A titre d’exemple, les associations françaises suivront avec attention les débats engagés autour de la filière coton, production largement subventionnée par les pays producteurs du Nord, et ceux qui concernent la filière café, qui est l’objet d’expériences importantes de commerce équitable. Elles s’efforceront de promouvoir ces expériences et d’extrapoler les leçons que l’on peut en tirer pour rendre le commerce mondial plus équitable.

3.Défendre des droits de propriété intellectuelle plus équitables

L’Accord de l’OMC sur le droit de propriété intellectuelle lié au commerce (ADPIC) offre aux firmes multinationales un système de protection qui se construit le plus souvent, lorsqu’il touche à des biens essentiels, aux dépens des droits et du bien être de la vaste majorité de la communauté internationale. Avec les menaces qui pèsent sur l’accès aux médicaments et sur l’accès aux ressources génétiques, ce sont la santé et l’alimentation d’une grande part de l’humanité qui sont remises en cause. C’est aussi la confiscation de la biodiversité, la spoliation des agriculteurs, la main mise par quelques groupes internationaux sur les semences et les intrants agricoles. C’est enfin la diffusion sans « précaution » des OGM.

Nous demandons :

• La mise en œuvre effective de la déclaration de Doha sur l’accès aux médicaments (accord ADPIC)
La déclaration de Doha reconnaît le droit des membres de l’OMC de protéger la santé publique de leurs citoyens et, en particulier, de promouvoir l’accès de tous aux médicaments. Pour ce faire, chaque membre a le droit d’accorder des « licences obligatoires » si la situation sanitaire nationale l’exige. Pourtant, cette avancée décisive reste sans portée pratique pour l’immense majorité des pays qui n’ont pas de capacité de production pharmaceutique. Il convient donc, pour ces pays, que soit établie une formule qui leur permette d’importer des médicaments à des prix accessibles.
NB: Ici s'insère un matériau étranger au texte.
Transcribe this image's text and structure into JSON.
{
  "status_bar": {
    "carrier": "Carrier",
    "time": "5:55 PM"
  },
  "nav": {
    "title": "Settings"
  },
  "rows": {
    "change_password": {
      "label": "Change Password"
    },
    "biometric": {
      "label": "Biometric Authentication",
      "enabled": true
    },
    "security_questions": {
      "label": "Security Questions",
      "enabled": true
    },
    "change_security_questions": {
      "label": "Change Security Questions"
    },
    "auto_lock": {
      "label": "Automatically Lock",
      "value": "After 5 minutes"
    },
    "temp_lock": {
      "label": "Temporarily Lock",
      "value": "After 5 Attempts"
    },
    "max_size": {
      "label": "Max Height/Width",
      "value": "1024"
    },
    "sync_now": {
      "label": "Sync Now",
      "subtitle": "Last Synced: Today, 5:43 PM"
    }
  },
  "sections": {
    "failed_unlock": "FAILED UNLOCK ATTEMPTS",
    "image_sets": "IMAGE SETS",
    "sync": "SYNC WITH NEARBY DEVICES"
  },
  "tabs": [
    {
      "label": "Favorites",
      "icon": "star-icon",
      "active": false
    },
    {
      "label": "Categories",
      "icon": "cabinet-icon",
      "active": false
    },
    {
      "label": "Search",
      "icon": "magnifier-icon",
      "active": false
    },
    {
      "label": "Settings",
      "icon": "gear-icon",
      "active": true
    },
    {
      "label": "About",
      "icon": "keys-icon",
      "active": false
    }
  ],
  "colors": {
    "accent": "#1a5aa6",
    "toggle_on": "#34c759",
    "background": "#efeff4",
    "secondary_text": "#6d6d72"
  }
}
Pour ce faire, nous proposons plus précisément :
– une interprétation de l’Article 30 de l’ADPIC (sur les exceptions aux droits exclusifs conférés par un brevet) qui permette aux pays du Sud producteurs de génériques d’exporter leurs produits et aux pays non producteurs de les importer
– l’application du principe de non-discrimination entre les pays : les modalités d’exportation/importation de génériques, qui concernent principalement les pays faiblement industrialisés, ne doivent pas être plus restrictives que les modalités de fabrication de génériques, qui concernent les pays industrialisés

• Un appui aux législations qui refusent la brevetabilité du vivant :
Le patrimoine vivant doit être exclu de toute forme d’appropriation et le libre accès aux ressources doit être maintenu. Les dispositions de l’ADPIC concernant les systèmes sui generis donnent une marge de manœuvre aux pays en développement, via la formulation de propositions alternatives, mais des appuis et des moyens financiers sont nécessaires pour la définition et la mise en œuvre de tels systèmes. Ces démarches supposent le réexamen substantiel de l’article 27.3 b) de l’accord ADPIC afin de :
– interdire la brevetabilité du vivant (génomes humain et végétal)
– obliger la mention de l’origine des ressources génétiques utilisées et des savoirs traditionnels sollicités dans une innovation
– reconnaître le droit des agriculteurs à conserver, produire, échanger et vendre librement leurs semences et les variétés qu’ils cultivent.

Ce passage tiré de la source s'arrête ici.